L'alternative consiste à chercher en commun un accord cohérent avec l'interprétation nuancée du texte du Talmud, celle d'une action "volontaire sous la contrainte ". Il est possible d'y parvenir en adoptant certaines caractéristiques d'un modèle utilisé en Europe de l'Est, connu sous le nom de "l'Initiative de Vienne". Le plan actuel visant à un accord "volontaire" pour résoudre la crise de la dette grecque va en partie dans cette direction, mais les trois piliers fondamentaux du modèle de Vienne en sont absents.
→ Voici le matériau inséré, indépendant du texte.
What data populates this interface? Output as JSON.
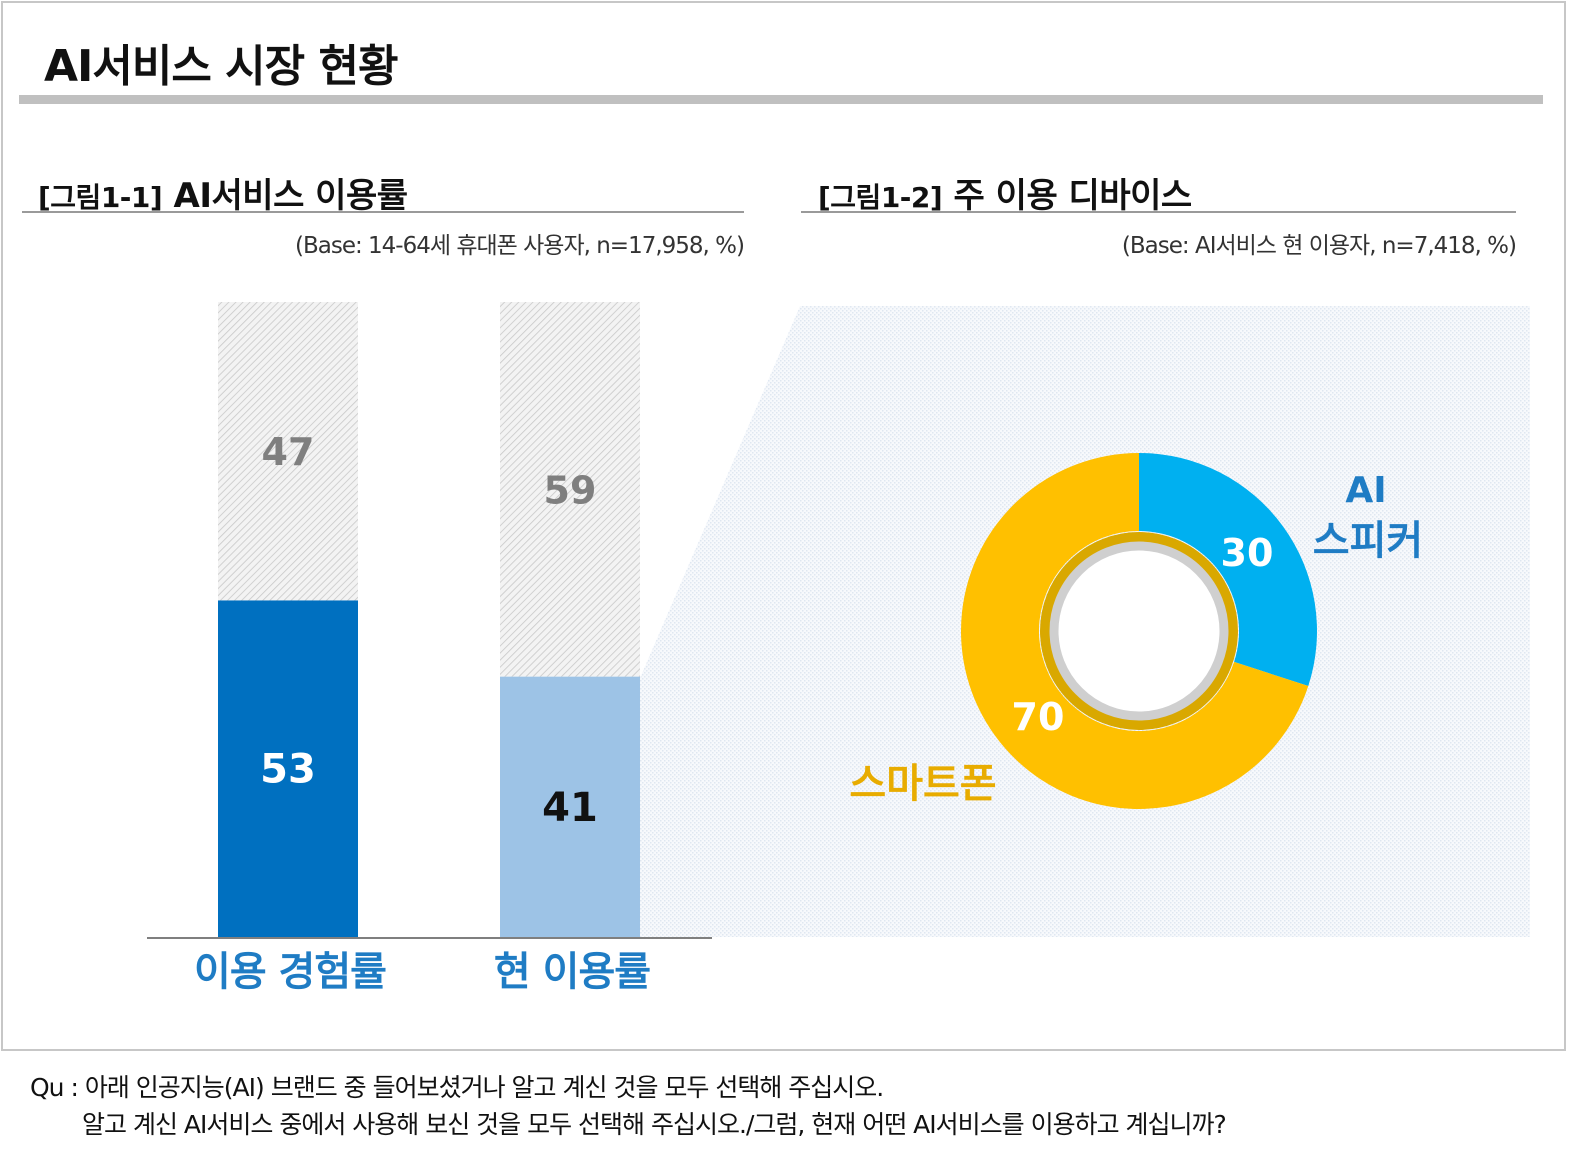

Le premier pilier, c'est l'implication simultanée dès le début de toutes les parties (l'Etat en cause, les porteurs d'obligations et leurs Etats, la Banque centrale européenne et les organisations internationales) pour rechercher une solution. Le deuxième pilier, c'est l'existence pour chaque partie d'une motivation à participer, avec notamment le financement direct des Etats des porteurs d'obligations et l'utilisation des ressources qui servent aujourd'hui à financer le transfert de la dette grecque des créanciers privés aux Etats. Le troisième pilier, c'est l'exercice de la persuasion sur les porteurs d'obligations afin qu'ils participent au maximum, obtenant d'eux des pré-engagements et en empêchant que certains fassent cavalier seul.

Puisque ce modèle implique des pertes pour les porteurs d'obligations, il y faudra une pression substantielle de la part des Etats et des pairs. Néanmoins, permettant de gagner du temps pour parvenir à une solution plus équilibrée, diminuant les risques de contagion et réduisant la taille d'une possible réduction de dette, il va dans le sens de la meilleure solution possible.

Aussi, dans le cadre de ce modèle, malgré les pressions initiales qu'il suppose, on peut considérer que les porteurs d'obligations agissent de leur plein gré. Et même si les agences de notation considèrent encore que le modèle de Vienne constitue un défaut, la sagesse talmudique nous montre pourquoi cette classification mérite d'être revue.